Pour autant que les besoins du service l'exigent, le Gouvernement pourra nommer, hors cadre, deux conducteurs de troisième classe.
Art. 3.
Les traitements de ces fonctionnaires sont fixés de la manière suivante:
Ingénieur agricole
fr.
4,700 - 5,000
Conducteur de première classe
fr.
3,370-3,670
Conducteur de deuxième classe
fr.
2,870-3,170
Conducteur de troisième classe
fr.
2,425-2,750
Conducteur auxiliaire
fr.
1,800-2,025
Chef de bureau ou
fr.
3,660-3,960
Sous-chef de bureau
fr.
2,960-3,260
Commis de première classe
fr.
2,225-2,550
Commis de deuxième classe
fr.
1,800-2,025
Commis de troisième classe
fr.
1,600
Art. 4.
Le nombre des conducteurs et des commis de première classe ne peut dépasser deux pour chacune de ces classes.
Toutefois les conducteurs de deuxième et ceux de troisième classe ainsi que les conducteurs auxiliaires pourront, après dix années de bons et loyaux services dans ces classes et resp. grades, obtenir le traitement minimum de conducteur de première et resp. de deuxième et de troisième classe.
Les conducteurs de première classe pourront, après douze années de bons et loyaux services dans le même grade, jouir encore de trois augmentations biennales de 100 fr. chacune.
Art. 5.
En dehors des fonctionnaires prévus à l'art. 2, il pourra être attaché temporairement au service agricole, suivant les besoins de l'administration:
les aides nécessaires pour le service technique et celui des bureaux;
un ou plusieurs employés du cadastre, à désigner de commun accord avec le Directeur général des finances, pour procéder aux opérations géodésiques ou pour diriger celles-ci.
Art. 6.
L'ingénieur, les conducteurs et l'employé supérieur des bureaux sont nommés par Nous, les autres fonctionnaires par le membre afférent du Gouvernement, dans les limites des allocations budgétaires
Les frais de route et de séjour, ainsi que les frais de bureau, s'il y a lieu, sont fixés par Nous dans les mêmes limites.
Art. 7.
Tous les fonctionnaires définitivement nommés soit au service agricole, soit dans une autre administration de l'État et, le cas échéant, leurs ayants-droit intéressés, sont admis à faire valoir, pour la liquidation de la pension, le temps passé dans les fonctions provisoires du service agricole, à charge par eux de verser, dans le délai de cinq ans, les retenues prévues par la loi générale sur les pensions des fonctionnaires de l'État.
Art. 8.
Les fonctionnaires et employés du service agricole ne peuvent toucher aucun salaire pour travaux particuliers; ces travaux seront payés, s'il y a lieu, à l'État suivant un tarif à fixer par un règlement d'administration publique.
Art. 9.
Un règlement d'administration publique déterminera également les conditions que doivent remplir les candidats pour être nommés aux différentes fonctions prévues par la présente loi.
Néanmoins le personnel actuellement occupé dans une des deux branches du service agricole est dispensé de l'accomplissement des conditions concernant les promotions dans cette branche de service.
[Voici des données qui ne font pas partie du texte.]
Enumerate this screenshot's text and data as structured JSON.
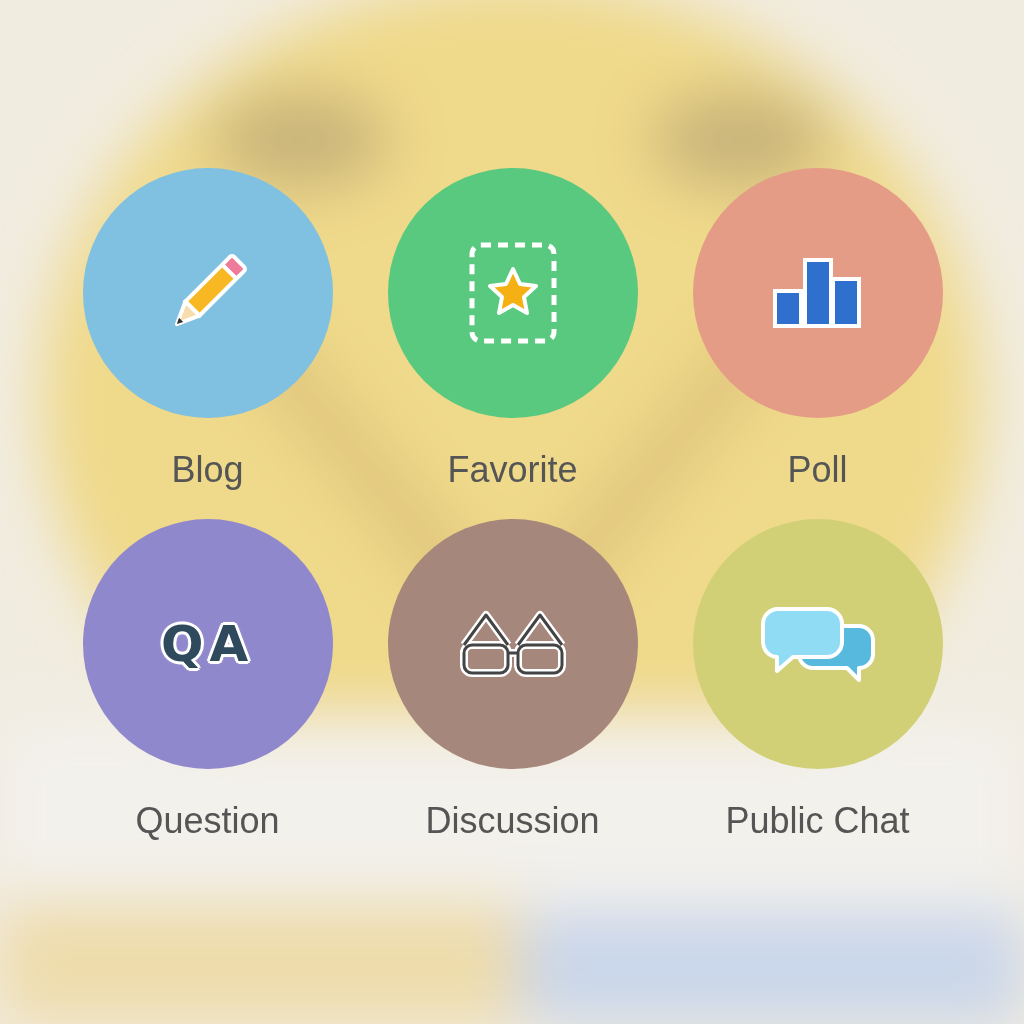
{
  "options": [
    {
      "kind": "blog",
      "label": "Blog",
      "color": "#80c0e0"
    },
    {
      "kind": "favorite",
      "label": "Favorite",
      "color": "#58c97e"
    },
    {
      "kind": "poll",
      "label": "Poll",
      "color": "#e59c86"
    },
    {
      "kind": "question",
      "label": "Question",
      "color": "#9088cc",
      "icon_text": "QA"
    },
    {
      "kind": "discussion",
      "label": "Discussion",
      "color": "#a6877b"
    },
    {
      "kind": "chat",
      "label": "Public Chat",
      "color": "#d1d077"
    }
  ]
}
Celte disposition de faveur ne s'appliquera pas à l'ingénieur agricole à nommer par la suite.
Art. 10.
Les lois des 28 février 1883 et 9 lévrier 1887 sont abrogées.
Mandons et ordonnons que la présente loi soit insérée au Mémorial, pour être exécutée et observée par tous ceux que la chose concerne.
Le Ministre d'État, Président du Gouvernement,EYSCHEN.
Luxembourg, le 6 juillet 1901.ADOLPHE.